Dom Pedro II 200 Anos - créditos: Divulgação
12-10-2025 às 10h25
Lucas Costa de Castro*
Rosane Carmanini Ferraz**
Na exposição “Rememorar o Brasil: a independência e construção do Estado- Nação”, atualmente em cartaz no Museu Mariano Procópio, há um objeto em madeira dourada que chamou nossa atenção como pesquisadores. Trata-se de um emblema da galeota que pertenceu ao rei D. João VI, apresentando as iniciais de D. Pedro II e D. Teresa Cristina. O objeto em questão nos provocou alguns questionamentos: quais as funções desempenhadas por essa embarcação ao longo do tempo? Qual a relação desse objeto com a trajetória de D. Pedro II? E como este item passou a fazer parte da coleção do museu? Tais questões nos moveram na escrita deste breve texto.


A galeota D. João VI representa a continuidade da tradição náutica lusitana de embarcações pomposas e extravagantes destinadas ao transporte de autoridades e outras figuras ilustres. Usadas em solenidades e festas, essas embarcações cumpriam, sobretudo, a função de receber passageiros vindos de naus oceânicas, que devido ao seu porte, não podiam atracar diretamente nas estruturas portuárias da época. Esse costume já fazia parte das cerimônias receptivas portuguesas e ganhou expressão no Brasil com a vinda do então príncipe regente, em um reino que ainda buscava se desvencilhar de sua estrutura colonial.
A concepção da galeota partiu de D. João de Saldanha da Gama Melo, Conde da Ponte e governador da Província da Bahia.
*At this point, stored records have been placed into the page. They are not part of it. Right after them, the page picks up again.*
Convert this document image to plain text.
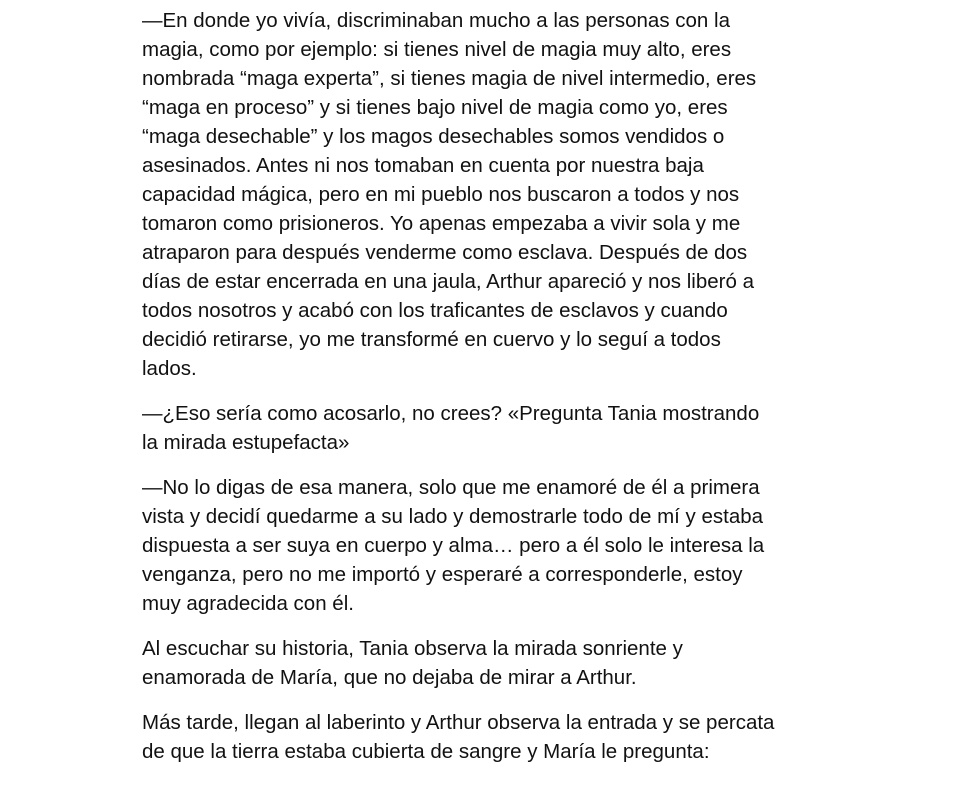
—En donde yo vivía, discriminaban mucho a las personas con la
magia, como por ejemplo: si tienes nivel de magia muy alto, eres
nombrada “maga experta”, si tienes magia de nivel intermedio, eres
“maga en proceso” y si tienes bajo nivel de magia como yo, eres
“maga desechable” y los magos desechables somos vendidos o
asesinados. Antes ni nos tomaban en cuenta por nuestra baja
capacidad mágica, pero en mi pueblo nos buscaron a todos y nos
tomaron como prisioneros. Yo apenas empezaba a vivir sola y me
atraparon para después venderme como esclava. Después de dos
días de estar encerrada en una jaula, Arthur apareció y nos liberó a
todos nosotros y acabó con los traficantes de esclavos y cuando
decidió retirarse, yo me transformé en cuervo y lo seguí a todos
lados.
—¿Eso sería como acosarlo, no crees? «Pregunta Tania mostrando
la mirada estupefacta»
—No lo digas de esa manera, solo que me enamoré de él a primera
vista y decidí quedarme a su lado y demostrarle todo de mí y estaba
dispuesta a ser suya en cuerpo y alma… pero a él solo le interesa la
venganza, pero no me importó y esperaré a corresponderle, estoy
muy agradecida con él.
Al escuchar su historia, Tania observa la mirada sonriente y
enamorada de María, que no dejaba de mirar a Arthur.
Más tarde, llegan al laberinto y Arthur observa la entrada y se percata
de que la tierra estaba cubierta de sangre y María le pregunta:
Seu objetivo era homenagear o príncipe e, ao mesmo tempo, demonstrar a capacidade construtiva do arsenal da marinha em Salvador, lhe dando um presente para uso particular. A embarcação foi concluída em 1817 e rebocada até o Rio de Janeiro, chegando à corte em 4 de janeiro de 1818, ano da coroação de D. João VI.
Com 24 metros de comprimento e tendo como cores predominantes o dourado, o azul e o verde, a galeota era impulsionada originalmente por 22 remos e 44 remadores, número ampliado posteriormente para 30 remos e 60 remadores, compostos por uma tripulação de homens livres. Construída em madeira, possuía casco robusto, popa formada por um camarote decorado e forrado em veludo, e proa adornada por uma carranca em forma de dragão, símbolo da Casa de Bragança.
Atendendo aos deslocamentos da família imperial na Baía de Guanabara, foi amplamente utilizada em diferentes momentos históricos. Em 1821, serviu ao retorno de D. João VI e da família real a Portugal, em virtude das pressões políticas das Cortes Portuguesas. Após a Independência, transportou duas das três imperatrizes do Brasil: D. Amélia de Leuchtenberg e Maria da Glória, respectivamente, segunda esposa e filha de D. Pedro I, e D. Teresa Cristina, esposa de D. Pedro II. Em 1889, transportou o Conde d’Eu e sua comitiva até a Ilha Fiscal por ocasião da inauguração do famoso palacete neogótico.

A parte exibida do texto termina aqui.